The DGX B300 and DGX B200 system include the fifth generation of NVIDIA NVLink® and the NVLink Switch technology. With this version of NVlink, additional packages are included with Base OS 7 to enable the full NVLink functionality. These packages include nvlsm and libnvsdm among others. When performing GPU driver updates, it is required to update the driver and the corresponding NVLink stack packages simultaneously. Updating the DGX B300 and DGX B200 systems is listed in the steps of the NVIDIA open GPU kernel modules, as described in Upgrading Your GPU Driver Branch.

Checking the Currently Installed Driver Branch#

Before installing a new NVIDIA driver branch, run the following command to check the currently installed driver branch:

apt list --installed nvidia-driver*-open

Determining the New Available Driver Branches#

These steps help you determine which new driver branches are available.

To see the new available NVIDIA driver branches:

  1. Update the local database with the latest information from the Ubuntu repository.

    sudo apt update
    
  2. Show the available NVIDIA open GPU kernel module branches.

    apt list nvidia-driver-*-open
    

    Note

    For current supported driver branches, consult the Supported Drivers and CUDA Toolkit Versions page.

Upgrading Your GPU Driver Branch#

To manually upgrade your driver to the latest branch:

  1. Install the latest kernel.

    • For x86_64 systems:

      sudo apt install -y linux-generic
      
    • For ARM64 systems:

      sudo apt install -y linux-nvidia-64k-hwe-24.04
      
  2. Install the driver pinning package.

    GPU driver 580 and newer releases have introduced significant packaging changes.
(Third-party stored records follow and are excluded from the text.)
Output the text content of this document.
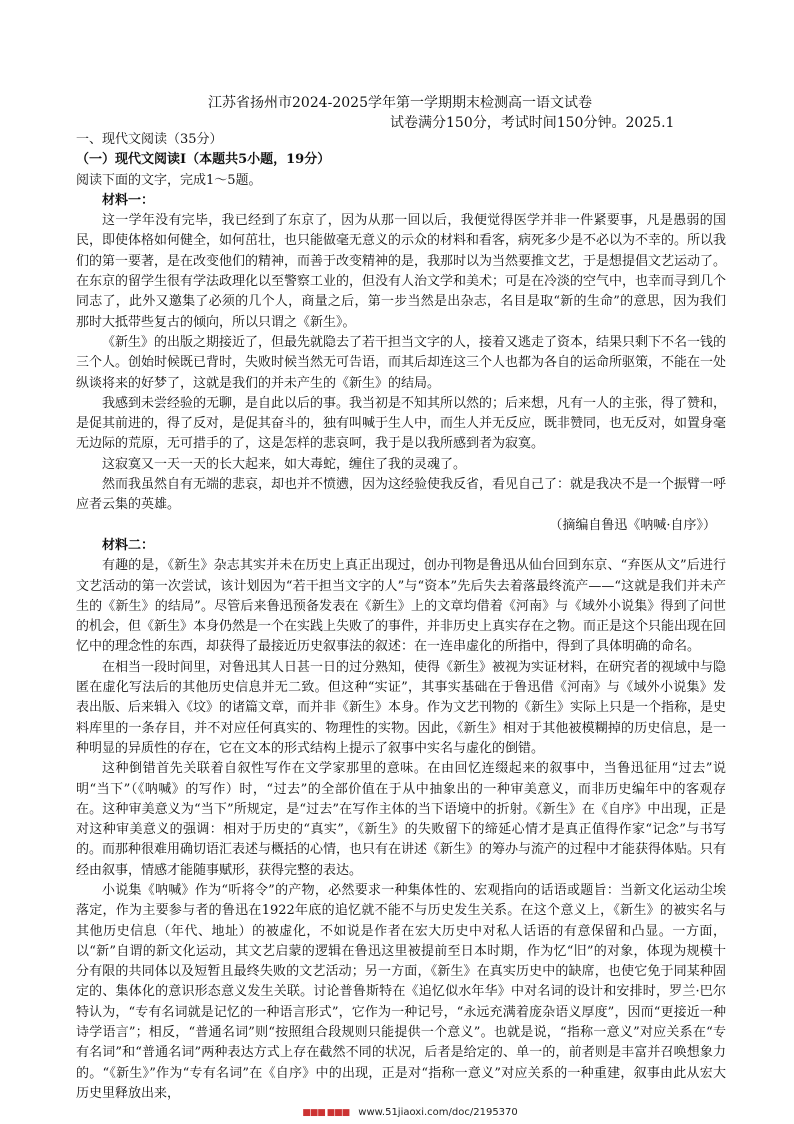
江苏省扬州市2024-2025学年第一学期期末检测高一语文试卷
试卷满分150分，考试时间150分钟。2025.1

一、现代文阅读（35分）

（一）现代文阅读I（本题共5小题，19分）

阅读下面的文字，完成1～5题。

材料一：

这一学年没有完毕，我已经到了东京了，因为从那一回以后，我便觉得医学并非一件紧要事，凡是愚弱的国民，即使体格如何健全，如何茁壮，也只能做毫无意义的示众的材料和看客，病死多少是不必以为不幸的。所以我们的第一要著，是在改变他们的精神，而善于改变精神的是，我那时以为当然要推文艺，于是想提倡文艺运动了。在东京的留学生很有学法政理化以至警察工业的，但没有人治文学和美术；可是在冷淡的空气中，也幸而寻到几个同志了，此外又邀集了必须的几个人，商量之后，第一步当然是出杂志，名目是取“新的生命”的意思，因为我们那时大抵带些复古的倾向，所以只谓之《新生》。

《新生》的出版之期接近了，但最先就隐去了若干担当文字的人，接着又逃走了资本，结果只剩下不名一钱的三个人。创始时候既已背时，失败时候当然无可告语，而其后却连这三个人也都为各自的运命所驱策，不能在一处纵谈将来的好梦了，这就是我们的并未产生的《新生》的结局。

我感到未尝经验的无聊，是自此以后的事。我当初是不知其所以然的；后来想，凡有一人的主张，得了赞和，是促其前进的，得了反对，是促其奋斗的，独有叫喊于生人中，而生人并无反应，既非赞同，也无反对，如置身毫无边际的荒原，无可措手的了，这是怎样的悲哀呵，我于是以我所感到者为寂寞。

这寂寞又一天一天的长大起来，如大毒蛇，缠住了我的灵魂了。

然而我虽然自有无端的悲哀，却也并不愤懑，因为这经验使我反省，看见自己了：就是我决不是一个振臂一呼应者云集的英雄。

（摘编自鲁迅《呐喊·自序》）

材料二：

有趣的是，《新生》杂志其实并未在历史上真正出现过，创办刊物是鲁迅从仙台回到东京、“弃医从文”后进行文艺活动的第一次尝试，该计划因为“若干担当文字的人”与“资本”先后失去着落最终流产——“这就是我们并未产生的《新生》的结局”。尽管后来鲁迅预备发表在《新生》上的文章均借着《河南》与《域外小说集》得到了问世的机会，但《新生》本身仍然是一个在实践上失败了的事件，并非历史上真实存在之物。而正是这个只能出现在回忆中的理念性的东西，却获得了最接近历史叙事法的叙述：在一连串虚化的所指中，得到了具体明确的命名。

在相当一段时间里，对鲁迅其人日甚一日的过分熟知，使得《新生》被视为实证材料，在研究者的视域中与隐匿在虚化写法后的其他历史信息并无二致。但这种“实证”，其事实基础在于鲁迅借《河南》与《域外小说集》发表出版、后来辑入《坟》的诸篇文章，而并非《新生》本身。作为文艺刊物的《新生》实际上只是一个指称，是史料库里的一条存目，并不对应任何真实的、物理性的实物。因此，《新生》相对于其他被模糊掉的历史信息，是一种明显的异质性的存在，它在文本的形式结构上提示了叙事中实名与虚化的倒错。

这种倒错首先关联着自叙性写作在文学家那里的意味。在由回忆连缀起来的叙事中，当鲁迅征用“过去”说明“当下”（《呐喊》的写作）时，“过去”的全部价值在于从中抽象出的一种审美意义，而非历史编年中的客观存在。这种审美意义为“当下”所规定，是“过去”在写作主体的当下语境中的折射。《新生》在《自序》中出现，正是对这种审美意义的强调：相对于历史的“真实”，《新生》的失败留下的缔延心情才是真正值得作家“记念”与书写的。而那种很难用确切语汇表述与概括的心情，也只有在讲述《新生》的筹办与流产的过程中才能获得体贴。只有经由叙事，情感才能随事赋形，获得完整的表达。

小说集《呐喊》作为“听将令”的产物，必然要求一种集体性的、宏观指向的话语或题旨：当新文化运动尘埃落定，作为主要参与者的鲁迅在1922年底的追忆就不能不与历史发生关系。在这个意义上，《新生》的被实名与其他历史信息（年代、地址）的被虚化，不如说是作者在宏大历史中对私人话语的有意保留和凸显。一方面，以“新”自谓的新文化运动，其文艺启蒙的逻辑在鲁迅这里被提前至日本时期，作为忆“旧”的对象，体现为规模十分有限的共同体以及短暂且最终失败的文艺活动；另一方面，《新生》在真实历史中的缺席，也使它免于同某种固定的、集体化的意识形态意义发生关联。讨论普鲁斯特在《追忆似水年华》中对名词的设计和安排时，罗兰·巴尔特认为，“专有名词就是记忆的一种语言形式”，它作为一种记号，“永远充满着庞杂语义厚度”，因而“更接近一种诗学语言”；相反，“普通名词”则“按照组合段规则只能提供一个意义”。也就是说，“指称一意义”对应关系在“专有名词”和“普通名词”两种表达方式上存在截然不同的状况，后者是给定的、单一的，前者则是丰富并召唤想象力的。“《新生》”作为“专有名词”在《自序》中的出现，正是对“指称一意义”对应关系的一种重建，叙事由此从宏大历史里释放出来，

■■■ ■■■ www.51jiaoxi.com/doc/2195370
When installing one of these versions, a new pinning package must be installed before installing the driver to ensure that installed versions of all related packages are consistent.

    The pinning package is named nvidia-driver-pinning-xxx, where xxx is the driver version. For example, before installing the 580 family driver, install nvidia-driver-pinning-580.

    sudo apt install nvidia-driver-pinning-580
    

    After the driver pinning package is installed, proceed with installing the driver packages.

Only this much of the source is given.